Blog Post 196

Back into the Deep End

Honestly, I just wanna disappear.

I'm not sure how else to explain my needs or wants other than just doing it myself and not mentioning it to anyone. I don't do handouts or anything in that area. So if I need something there's a chance I'm getting it no doubt about it. But certain shit needs to be forgotten and simply just erased from my life and the first thing to go is probably my socials. I don't even use my social media accounts other than to just keep a hold of the username and that's really it. The only app I really use on my phone is YouTube primarily and sometimes Snapchat but that's starting to annoy me with the new update and shit.

I understand I have people who need me for certain things but I'm bout to just say fuck it and go ghost. I noticed my snaps have been limited to 1-2 snaps a day and that's only because I don't even check the app first thing in the morning. I wake up and go straight to work. I don't know what's happened but I'm no longer using my phone for social media. It's basically just an mp3 player at this point. I just listen to music and look at all the text I need to delete from my phone and the missed calls are so annoying. Why are people calling me from a blocked number and from area codes out of state? My guy delete my number and go call someone who's in your city. The fuck you calling me for?

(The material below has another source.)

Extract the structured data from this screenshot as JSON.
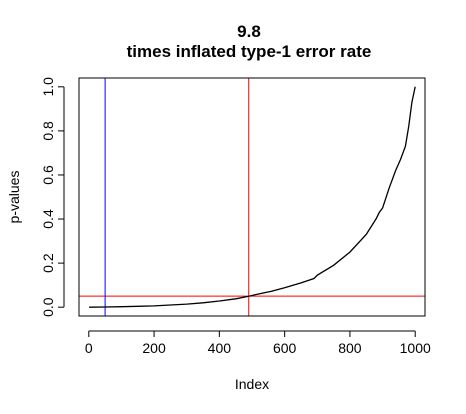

I don't know maybe I just hit a breaking point where everyone and everything is starting to piss me off. Which isn't new to me but god damn, chill out for a second and let me gather my thoughts. I have so many things going through my head that I end up getting migraines and feel light-headed and I'm just sick of it. If I could sleep for 3 days straight I would, but then someone close to me will think I overdosed or some shit and I just don't need anyone knocking at my door with a naloxone pen or a paramedic really. I don't know why but I feel like something is off and I just need to figure out what it is because everything feels so forced and irrelevant to me right now.

I stopped talking to people in the general public areas because I have nothing to say to anyone at this point. There's nothing worth talking about so I just ignore everyone and mind my business. I'm fine being left alone and being able to freely walk in and out of places without being stopped for small talk from somebody I don't care about anymore. It's uncomfortable and weird for me to stand there and have to pretend like I know the person when I can barely remember their name. It just doesn't make any sense to me that's all.

I just wish I didn't have to be seen in the public eye when I'm out and about because no matter what it is I'm doing there's always someone either in their car honking their horn trying to get my attention or just coming up to me and simply talking to me when it's very clear that I don't want to be approached or bothered. I just don't understand what it is about me that makes me seem approachable when I'm only focused on myself and myself only, and I don't want to be rude or anything it's just when I'm out and about I like to just have my alone time. It's when I do most of my thinking and planning and having someone randomly walk up to me is kind of annoying to me because I already know what they're gonna ask for and I don't really care enough to acknowledge their needs so I just ignore them because why the fuck did you think I was going to give you the time of day to talk to me to begin with? Go sit down the fuck?!

I'm not a people person nor a people pleaser. I can literally look at you with a blank stare and not give a fuck about your existence while you're talking to me. It's not that I don't care it's just you have nothing worth sticking around for. I don't like having my time wasted and when people waste my time I tend to go off to the point where the rule book doesn't have a say on what's about to happen. Cause one, you should've known better than to bother me with some pointless ass shit, especially with my short temper you already know shit is bound to go down so why the fuck do you still bother?

I just think it's time for me to sit back and watch everything play out for how it really is. Because I no longer want to have a say in what goes on. I just simply no longer wish to exist in the public eye and just be on my own and live a life where nobody acknowledges me. I don't know if that's possible but if there's a will there's a way. So I'm willing to just call it what it is and simply be done with it. I don't know what's going to happen from here on out but I'll figure it out.